Harvard's expansion in Allston has been decades in the making
1980s: Robert Silverman, the director of Harvard's Office of Planning,concludes that the University does not have enough room to grow in Cambridge and engineers a plan for Harvard to purchase land in Allston.
1987-1993: Harvard secretly purchases 52 acres of land in Allston.
1999: A faculty planning committee recommends to the President and the Corporation that Allston be developed as a major new academic campus, rather than as an annex for non-essential University functions.
September 1999: The faculty of Harvard Law School--viewed as a prime candidate for a cross-river move--votes overwhelmingly against moving to Allston.
Summer 2000: Harvard purchases an additional 48 acres of land in Allston from the Massachusetts Turnpike Authority.
October 2001: In his installation speech, University President Lawrence H. Summers names developing Allston as one his main goals.

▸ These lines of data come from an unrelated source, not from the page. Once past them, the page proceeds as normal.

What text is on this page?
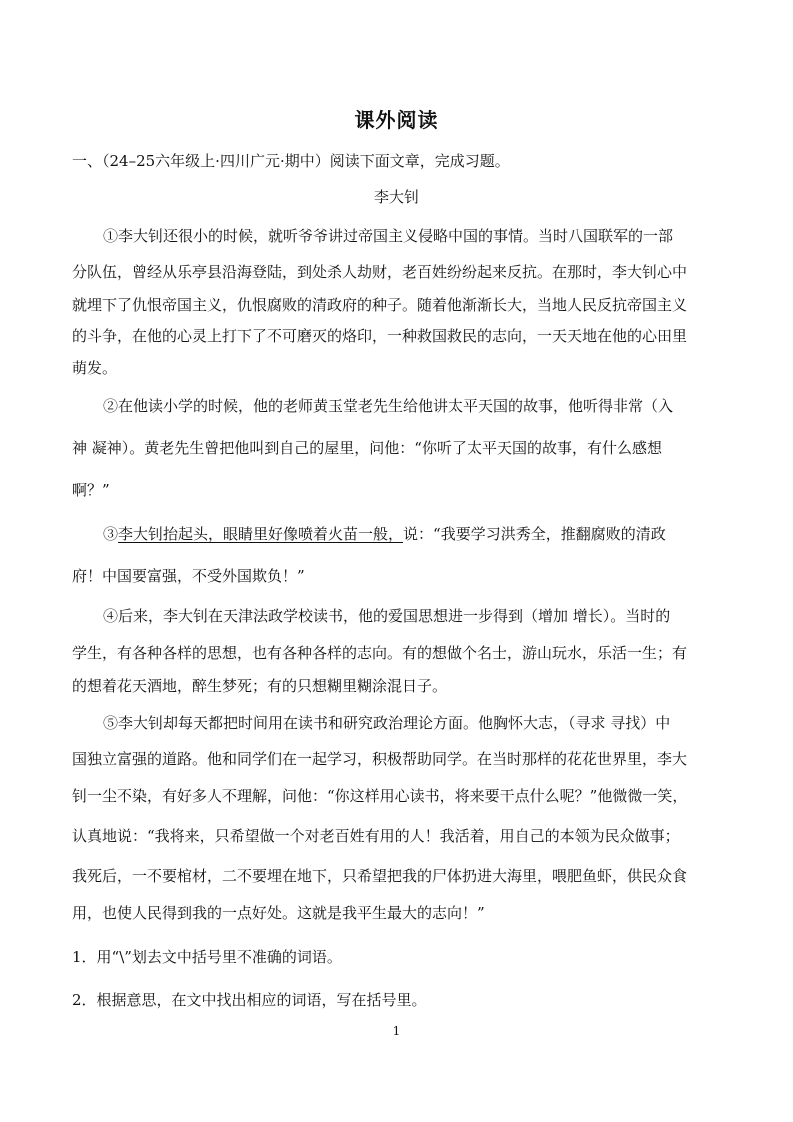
课外阅读
一、（24–25六年级上·四川广元·期中）阅读下面文章，完成习题。
李大钊
①李大钊还很小的时候，就听爷爷讲过帝国主义侵略中国的事情。当时八国联军的一部
分队伍，曾经从乐亭县沿海登陆，到处杀人劫财，老百姓纷纷起来反抗。在那时，李大钊心中
就埋下了仇恨帝国主义，仇恨腐败的清政府的种子。随着他渐渐长大，当地人民反抗帝国主义
的斗争，在他的心灵上打下了不可磨灭的烙印，一种救国救民的志向，一天天地在他的心田里
萌发。
②在他读小学的时候，他的老师黄玉堂老先生给他讲太平天国的故事，他听得非常（入
神 凝神）。黄老先生曾把他叫到自己的屋里，问他：“你听了太平天国的故事，有什么感想
啊？”
③李大钊抬起头，眼睛里好像喷着火苗一般，说：“我要学习洪秀全，推翻腐败的清政
府！中国要富强，不受外国欺负！”
④后来，李大钊在天津法政学校读书，他的爱国思想进一步得到（增加 增长）。当时的
学生，有各种各样的思想，也有各种各样的志向。有的想做个名士，游山玩水，乐活一生；有
的想着花天酒地，醉生梦死；有的只想糊里糊涂混日子。
⑤李大钊却每天都把时间用在读书和研究政治理论方面。他胸怀大志，（寻求 寻找）中
国独立富强的道路。他和同学们在一起学习，积极帮助同学。在当时那样的花花世界里，李大
钊一尘不染，有好多人不理解，问他：“你这样用心读书，将来要干点什么呢？”他微微一笑，
认真地说：“我将来，只希望做一个对老百姓有用的人！我活着，用自己的本领为民众做事；
我死后，一不要棺材，二不要埋在地下，只希望把我的尸体扔进大海里，喂肥鱼虾，供民众食
用，也使人民得到我的一点好处。这就是我平生最大的志向！”
1．用“\”划去文中括号里不准确的词语。
2．根据意思，在文中找出相应的词语，写在括号里。
1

Winter 2002: A faculty planning committee settles on three scenarios for Allston. One option involves moving professional schools, including the law school; a second focuses on creating a science campus with possible commercial tie-ins; the third centers on cultural options.
July 15, 2003: The University's deans and president hear a plan for Allston at their summer retreat. The plan calls for science and undergraduate housing, as well as Harvard's Graduate School of Education and School of Public Health, to move across the river.
October 21, 2003: Summers sends a letter to Harvard faculty officially announcing his plan for Allston, ostensibly the same plan heard by the deans at their mid-summer retreat.